「きみの鳥はうたえる」
2018年 106分(コピアポア・フィルム=函館シネマアイリス)映倫 G
監督:三宅唱 製作:菅原和博 プロデュース:菅原和博 企画:菅原和博 プロデューサー:松井宏 アソシエイトプロデューサー:寺尾修一 ラインプロデューサー: 城内政芳 原作: 佐藤泰志 脚本:三宅唱 撮影:四宮秀俊 美術:井上心平 衣裳:石原徳子 音楽:Hi’Spec
出演:
柄本佑(「僕」)/石橋静河(佐知子)/染谷将太(静雄)/足立智充(森口)/山本亜依(みずき)/柴田貴哉/水間ロン/OMSB/Hi’Spec/渡辺真起子(直子)/萩原聖人(島田)
上映館:新潟市民映画シネ・ウインド
採点:★★★★★
こういう映画は、駄目なひとは全然駄目でしょうね。別に何か特別な事が起こるわけでもなく、軽薄な男女のだらしない関係をだらだらと描いている映画です。しかも、社会的にはまともな人物であるはずのバイトの同僚や店長を風刺的に描いているので、真面目な人ほど不愉快に感じると思います。

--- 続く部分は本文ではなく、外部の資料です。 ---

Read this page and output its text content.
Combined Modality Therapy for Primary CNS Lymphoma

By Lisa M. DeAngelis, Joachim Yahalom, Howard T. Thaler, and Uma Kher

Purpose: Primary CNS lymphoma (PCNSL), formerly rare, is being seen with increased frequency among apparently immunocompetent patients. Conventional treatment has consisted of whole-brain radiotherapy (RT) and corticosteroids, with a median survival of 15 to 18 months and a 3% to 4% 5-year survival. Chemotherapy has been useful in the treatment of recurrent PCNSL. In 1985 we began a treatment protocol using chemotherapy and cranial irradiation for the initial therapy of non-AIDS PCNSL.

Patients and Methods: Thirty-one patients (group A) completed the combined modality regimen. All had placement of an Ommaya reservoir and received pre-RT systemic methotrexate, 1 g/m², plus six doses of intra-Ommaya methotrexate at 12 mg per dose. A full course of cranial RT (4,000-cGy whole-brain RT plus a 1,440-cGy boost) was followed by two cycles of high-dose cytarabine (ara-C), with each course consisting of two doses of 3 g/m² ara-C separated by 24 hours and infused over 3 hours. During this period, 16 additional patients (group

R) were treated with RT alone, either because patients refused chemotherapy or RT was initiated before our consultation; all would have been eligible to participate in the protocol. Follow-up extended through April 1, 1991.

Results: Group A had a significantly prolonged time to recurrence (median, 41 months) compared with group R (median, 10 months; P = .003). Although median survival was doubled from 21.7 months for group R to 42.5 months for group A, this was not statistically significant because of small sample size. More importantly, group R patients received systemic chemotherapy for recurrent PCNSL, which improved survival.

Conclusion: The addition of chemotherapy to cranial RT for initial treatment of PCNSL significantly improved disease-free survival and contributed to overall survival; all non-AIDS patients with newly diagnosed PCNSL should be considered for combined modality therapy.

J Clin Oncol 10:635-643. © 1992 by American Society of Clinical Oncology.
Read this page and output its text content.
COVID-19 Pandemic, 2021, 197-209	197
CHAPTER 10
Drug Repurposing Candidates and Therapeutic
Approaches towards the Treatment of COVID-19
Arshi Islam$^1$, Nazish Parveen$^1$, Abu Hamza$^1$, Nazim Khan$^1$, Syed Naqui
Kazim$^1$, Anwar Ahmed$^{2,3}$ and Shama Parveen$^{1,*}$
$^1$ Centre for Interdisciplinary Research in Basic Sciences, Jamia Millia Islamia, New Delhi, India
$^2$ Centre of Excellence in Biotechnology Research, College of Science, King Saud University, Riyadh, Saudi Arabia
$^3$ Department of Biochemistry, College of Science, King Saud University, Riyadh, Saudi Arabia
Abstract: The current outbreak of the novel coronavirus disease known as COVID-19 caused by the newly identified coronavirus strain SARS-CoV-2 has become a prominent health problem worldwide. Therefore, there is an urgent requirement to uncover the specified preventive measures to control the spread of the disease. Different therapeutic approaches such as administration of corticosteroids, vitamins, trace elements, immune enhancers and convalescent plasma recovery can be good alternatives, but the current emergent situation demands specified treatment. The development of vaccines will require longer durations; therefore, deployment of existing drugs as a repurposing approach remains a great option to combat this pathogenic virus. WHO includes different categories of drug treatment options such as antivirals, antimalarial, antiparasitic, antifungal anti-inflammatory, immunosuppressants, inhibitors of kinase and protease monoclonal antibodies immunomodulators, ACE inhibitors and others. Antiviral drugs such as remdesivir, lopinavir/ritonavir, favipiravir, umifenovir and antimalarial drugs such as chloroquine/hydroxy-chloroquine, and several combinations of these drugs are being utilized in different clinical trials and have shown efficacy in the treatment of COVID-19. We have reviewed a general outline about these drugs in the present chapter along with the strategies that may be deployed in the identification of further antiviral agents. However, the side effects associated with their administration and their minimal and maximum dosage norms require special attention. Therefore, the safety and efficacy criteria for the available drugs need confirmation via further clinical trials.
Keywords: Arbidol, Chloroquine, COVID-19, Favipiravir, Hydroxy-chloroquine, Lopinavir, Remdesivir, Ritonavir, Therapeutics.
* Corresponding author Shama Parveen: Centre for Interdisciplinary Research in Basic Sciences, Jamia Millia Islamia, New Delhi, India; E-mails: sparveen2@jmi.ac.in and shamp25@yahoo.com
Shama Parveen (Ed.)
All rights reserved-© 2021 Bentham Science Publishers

これは主人公の「俺」が嘘つきですぐ約束を破るいやな奴で彼の目線で映画が進行していくからなのだと思いますが、途中から「佐知子」の目線も入ってきて、この映画、実は佐知子が本当の主人公なのでは?と思うあたりから徐々に惹きつけられては行きます。酔った「佐知子」がクラブで踊るシーンはとても魅力的です。
石橋静河は石橋凌と原田美枝子の娘だそうですが、お母さんのデビュー時のような衝撃的な感じではありませんが、とても自然体でありながら大胆な演技をする女優さんです。ありふれた陳腐とも言えるセリフを、自分の言葉としてさらりと言えるのは並大抵ではありません。この人の演技、特にラストシーンは、これまでのだらだらとした展開は果たしてこのためにあったのか、と合点がいきました。
ストーリーは男二人で共同生活をしている「僕」と「静男」、そして「僕」とつきあいはじめた「佐知子」の三人の関係を、ゆるり、ゆるりと描写していくだけです。
三宅監督の演出は、映画らしい省略の美学が見て取れます。バイト先の書店でこっそりとメールで会話する「僕」と佐知子のシーンでは、佐知子からのメールの中身は観客には見せないで、「僕」のリアクションだけで連想させるだけです。
「静男」と「佐知子」が2人だけでキャンプに行ってしまう場面では、2人の様子は一切描かれず、残された「僕」だけが描写されます。
このように、監督は画面に表さない事によって観客に様々な事柄を想像させると言う手法を取っているので、観客としてはとてもじれったい時間を強要させられます。
それらのことが、ラストシーンで一気に収斂していくのは見事な展開でした。
ところで、見終わって違和感を感じたのは「静雄」のキャラクターです。染谷将太は童顔で常に笑顔を浮かべている温和な人物です。シャツを着替えるシーンでは彼の丸まるとした肌の感じが子供っぽい印象に見えました。
「佐知子」が「静雄」と恋人として付き合うことにした、というのはなんだかとっても違和感を感じたので、染谷将太はミスキャストだったのでは?とも感じたのです。三角関係を際立たせるにはもっと強い印象の俳優の方が良かったのではないかと。
しかし、うがった見方ですが「静雄」が同性愛者だとすると、印象は変わります。というか、この映画の根本が変わってしまいます。映画はすべての答えを示さず、解釈は観客に委ねられ、映画は終わります。さて、このあと3人はどうなったのか。
石橋静河の着る胸元のゆったりしたTシャツがなんとなくエロティックで、激しい絡みのシーンがあるわけでもないのにエロいです。これは凄いことです。ちょっと危うい感じで目が離せない感じなのがとても良い女優さんでした。